O presidente da Petrobras, Pedro Parente, classificou nesta terça-feira como "política" a paralisação de 72 horas dos petroleiros, anunciada para esta quarta-feira. Parente disse que o movimento não apresentou uma pauta reivindicatória e que houve um acordo, no ano passado, com vigência de 24 meses, incluindo reajuste salarial.

"Houve uma convocação de greve por parte de alguns sindicatos para três dias a partir de amanhã (hoje). Não existe pauta reivindicatória porque a pauta reivindicatória é muito mais de natureza política do que propriamente uma pauta de caráter de vantagens incluindo remuneração", afirmou Parente, ao participar de uma teleconferência com investidores e analistas de bancos.
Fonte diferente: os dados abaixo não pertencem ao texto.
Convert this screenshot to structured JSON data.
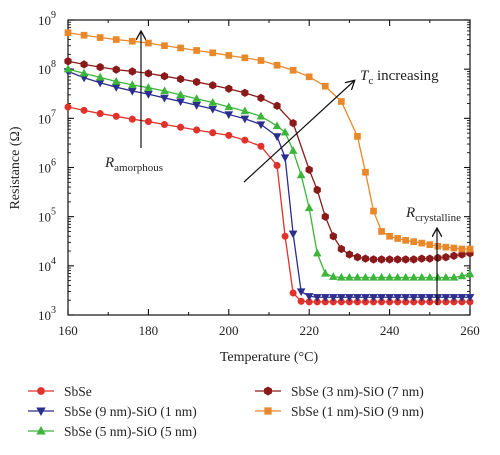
{
  "chart_data": {
    "type": "line",
    "xlabel": "Temperature (°C)",
    "ylabel": "Resistance (Ω)",
    "xlim": [
      160,
      260
    ],
    "ylim": [
      1000,
      1000000000
    ],
    "yscale": "log",
    "x_ticks": [
      "160",
      "180",
      "200",
      "220",
      "240",
      "260"
    ],
    "y_ticks": [
      {
        "base": "10",
        "exp": "3"
      },
      {
        "base": "10",
        "exp": "4"
      },
      {
        "base": "10",
        "exp": "5"
      },
      {
        "base": "10",
        "exp": "6"
      },
      {
        "base": "10",
        "exp": "7"
      },
      {
        "base": "10",
        "exp": "8"
      },
      {
        "base": "10",
        "exp": "9"
      }
    ],
    "annotations": {
      "tc": {
        "main": "T",
        "sub": "c",
        "rest": " increasing"
      },
      "amorphous": {
        "main": "R",
        "sub": "amorphous"
      },
      "crystalline": {
        "main": "R",
        "sub": "crystalline"
      }
    },
    "series": [
      {
        "name": "SbSe",
        "color": "#e0322b",
        "marker": "circle",
        "x": [
          160,
          164,
          168,
          172,
          176,
          180,
          184,
          188,
          192,
          196,
          200,
          204,
          208,
          212,
          214,
          216,
          218,
          220,
          222,
          224,
          226,
          228,
          230,
          232,
          234,
          236,
          238,
          240,
          242,
          244,
          246,
          248,
          250,
          252,
          254,
          256,
          258,
          260
        ],
        "y": [
          17000000,
          14500000,
          12500000,
          11000000,
          9600000,
          8600000,
          7500000,
          6600000,
          5800000,
          5100000,
          4500000,
          3600000,
          2700000,
          1100000,
          40000,
          2800,
          1900,
          1850,
          1850,
          1850,
          1850,
          1850,
          1850,
          1850,
          1850,
          1850,
          1850,
          1850,
          1850,
          1850,
          1850,
          1850,
          1850,
          1850,
          1850,
          1850,
          1850,
          1850
        ]
      },
      {
        "name": "SbSe (9 nm)-SiO (1 nm)",
        "color": "#2b2e8c",
        "marker": "triangle-down",
        "x": [
          160,
          164,
          168,
          172,
          176,
          180,
          184,
          188,
          192,
          196,
          200,
          204,
          208,
          212,
          214,
          216,
          218,
          220,
          222,
          224,
          226,
          228,
          230,
          232,
          234,
          236,
          238,
          240,
          242,
          244,
          246,
          248,
          250,
          252,
          254,
          256,
          258,
          260
        ],
        "y": [
          90000000,
          67000000,
          53000000,
          43000000,
          36000000,
          31000000,
          26000000,
          22000000,
          18500000,
          15500000,
          12000000,
          9800000,
          7500000,
          4300000,
          1600000,
          45000,
          3000,
          2400,
          2300,
          2300,
          2300,
          2300,
          2300,
          2300,
          2300,
          2300,
          2300,
          2300,
          2300,
          2300,
          2300,
          2300,
          2300,
          2300,
          2300,
          2300,
          2300,
          2300
        ]
      },
      {
        "name": "SbSe (5 nm)-SiO (5 nm)",
        "color": "#3cb53a",
        "marker": "triangle-up",
        "x": [
          160,
          164,
          168,
          172,
          176,
          180,
          184,
          188,
          192,
          196,
          200,
          204,
          208,
          212,
          214,
          216,
          218,
          220,
          222,
          224,
          226,
          228,
          230,
          232,
          234,
          236,
          238,
          240,
          242,
          244,
          246,
          248,
          250,
          252,
          254,
          256,
          258,
          260
        ],
        "y": [
          100000000,
          82000000,
          68000000,
          56000000,
          48000000,
          42000000,
          36000000,
          30000000,
          25000000,
          21000000,
          17000000,
          14000000,
          11000000,
          7000000,
          5200000,
          2200000,
          700000,
          150000,
          18000,
          7000,
          6000,
          5800,
          5800,
          5800,
          5800,
          5800,
          5800,
          5800,
          5800,
          5800,
          5800,
          5800,
          5800,
          5800,
          5800,
          5800,
          6200,
          6800
        ]
      },
      {
        "name": "SbSe (3 nm)-SiO (7 nm)",
        "color": "#8a1a1a",
        "marker": "hexagon",
        "x": [
          160,
          164,
          168,
          172,
          176,
          180,
          184,
          188,
          192,
          196,
          200,
          204,
          208,
          212,
          216,
          220,
          222,
          224,
          226,
          228,
          230,
          232,
          234,
          236,
          238,
          240,
          242,
          244,
          246,
          248,
          250,
          252,
          254,
          256,
          258,
          260
        ],
        "y": [
          145000000,
          125000000,
          110000000,
          98000000,
          90000000,
          82000000,
          72000000,
          63000000,
          55000000,
          47000000,
          40000000,
          33000000,
          26000000,
          18000000,
          8000000,
          900000,
          350000,
          100000,
          40000,
          22000,
          17000,
          15000,
          14000,
          13500,
          13500,
          13500,
          13500,
          13500,
          13500,
          14000,
          14000,
          14500,
          15000,
          16000,
          17000,
          18000
        ]
      },
      {
        "name": "SbSe (1 nm)-SiO (9 nm)",
        "color": "#e8882a",
        "marker": "square",
        "x": [
          160,
          164,
          168,
          172,
          176,
          180,
          184,
          188,
          192,
          196,
          200,
          204,
          208,
          212,
          216,
          220,
          224,
          228,
          232,
          234,
          236,
          238,
          240,
          242,
          244,
          246,
          248,
          250,
          252,
          254,
          256,
          258,
          260
        ],
        "y": [
          550000000,
          490000000,
          440000000,
          400000000,
          370000000,
          340000000,
          300000000,
          270000000,
          240000000,
          215000000,
          190000000,
          170000000,
          150000000,
          120000000,
          95000000,
          70000000,
          45000000,
          22000000,
          4300000,
          800000,
          130000,
          50000,
          40000,
          36000,
          33000,
          31000,
          29000,
          27000,
          25000,
          24000,
          23000,
          22000,
          22000
        ]
      }
    ]
  }
}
Ele também disse que a política de preços da companhia será mantida e acrescentou que o governo federal entende a relevância de manter a equação econômica dessa política.

ADVERTÊNCIA.

A FUP (Federação Única dos Petroleiros) disse que a paralisação é advertência em defesa da redução dos preços do gás de cozinha e dos combustíveis. Também há críticas à gestão de Parente. A entidade destacou que a advertência é uma etapa das mobilizações que os petroleiros, decisão aprovada em âmbito nacional. Na tarde desta terça seis entidades sindicais anunciaram apoio à paralisação dos petroleiros: CUT (Central Única dos Trabalhadores), a Força Sindical, a UGT (União Geral dos Trabalhadores), a CTB (Central dos Trabalhadores e Trabalhadoras do Brasil), a Nova Central e a CSB (Central dos Sindicatos do Brasil)..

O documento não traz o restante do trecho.